Suddenly the rope turned into a snake that slithered down the side of the hut, bit his wife on the leg, and killed her instantly.
"Arrghh!' Rohan gasped, falling off his cot. He stood paralyzed, unsure momentarily whether to run toward his wife or away from the viper.
Then the snake writhed once, turned into a bull and charged into the field. He struck a farmer unawares and killed him outright, leaving the corpse lying over a plow.
Collecting his wits, Rohan ran after the bull and challenged him. 'I know who you are! You are Mara. You are Kali. You are the divine Goddess of Death. You manifest these different forms to judge your devotees.' Falling to his knees as a humbled supplicant, Rohan shook with fear in the presence of the deity. The bull pawed the ground and snorted, eager to move on with his work.
'Bless me, Mara!' implored Rohan. 'Please tell me when I will die.'
'That is not for you to know,' answered the bull. 'You must live your life wholly.
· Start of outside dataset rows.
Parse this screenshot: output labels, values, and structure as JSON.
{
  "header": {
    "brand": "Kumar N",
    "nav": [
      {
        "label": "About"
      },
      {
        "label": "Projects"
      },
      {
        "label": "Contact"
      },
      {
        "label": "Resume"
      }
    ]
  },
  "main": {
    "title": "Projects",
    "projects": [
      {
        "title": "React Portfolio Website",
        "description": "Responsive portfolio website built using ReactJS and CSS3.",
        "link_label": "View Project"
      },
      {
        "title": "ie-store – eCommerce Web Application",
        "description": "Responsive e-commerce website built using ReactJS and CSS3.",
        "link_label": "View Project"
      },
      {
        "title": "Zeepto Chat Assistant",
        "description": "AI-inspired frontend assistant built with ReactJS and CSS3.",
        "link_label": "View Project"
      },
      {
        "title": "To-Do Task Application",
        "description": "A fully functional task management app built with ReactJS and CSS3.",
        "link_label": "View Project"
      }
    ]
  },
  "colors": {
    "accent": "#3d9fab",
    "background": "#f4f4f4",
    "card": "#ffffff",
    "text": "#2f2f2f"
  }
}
Death will come after you've used your allotted breaths, and not before.'
'Then, pray tell me how I will die,' pressed Rohan. 'That will help me live a frugal life.'
'You will die in water,' roared the bull as he turned into a caracal and moved stealthily into the brush at river's edge.
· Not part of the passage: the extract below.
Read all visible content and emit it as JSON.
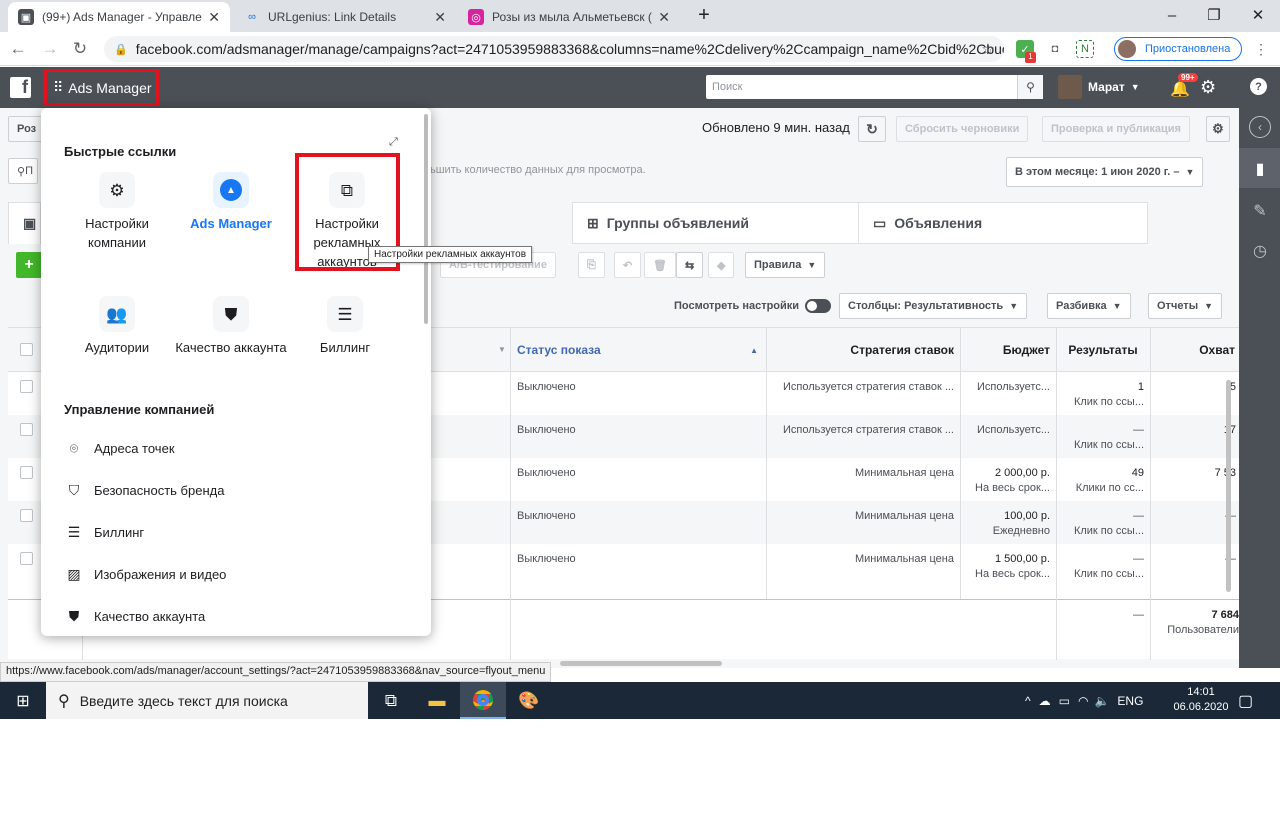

Rohan knelt in stunned silence. In less than a moment, he had lost his family but gained a vision of the great Goddess. And he knew what he had to do. After mourning his wife's death and burning her body at the ghat, he gathered his few belongings and began his journey. Across the flat land of Uttar Pradesh, following the rural roads away from the river, Rohan walked solemnly north, into the foothills of the Himalayan Mountains. Higher and higher he climbed, through the Ghurati Forest where not a river or lake could be seen. At the palace of Surya Raj, he begged an audience with the king.
Surya was happy to have a teacher for his young son, Prasad, and he welcomed Rohan to his kingdom and court. The king even agreed to Rohan's strange request that he never be asked to go near a river or a lake for any reason.
Years passed and Prasad grew older, stronger and wiser. Soon it was his responsibility to rule the kingdom in place of his aging father. But before he could be crowned king, he needed to go on a pilgrimage to the Ganges, to be purified by the holy river and blessed by her deities.
Rohan refused to accompany Prasad to the Ganges, but King Surya was adamant. 'You are my son's guru, so you must travel to the holy river for his purification ceremony. You must guide him in his prayers and ablutions." Rohan reminded the king of the promise never to send him to water, but to no avail. At last, Rohan, the Prince, and a retinue of palace guards set out on a pilgrimage of several hundred miles, across mountain passes and deep ravines, through forests and farms. It wasn't until they reached the forked banks of the Ganges at Dharaku that Rohan succumbed to mortal fear.
'I cannot go in the water,' pleaded Rohan when the Prince was preparing for his ritual bath. 'The Goddess Maru told me I would die in water. I must stay on land! I can guide your prayers from here,' he whined. The Prince would not be moved.
'You are completely safe with me,' chided Prasad. 'I have two dozen soldiers who will protect us. They can make a circle around us, shoulder to shoulder facing out, with weapons at the ready. If anything comes toward us, we will be protected.'
Seeing he had no other option, Rohan slipped into his lungi and moved cautiously toward the river. The Prince stood in the center of his circled soldiers, waiting solemnly in the water for Rohan to join him. The circle parted, then closed, letting the teacher stand beside his lifelong student.
Rohan closed his eyes and invoked the mercy of River Ganga.
The Prince turned into a crocodile and ate him.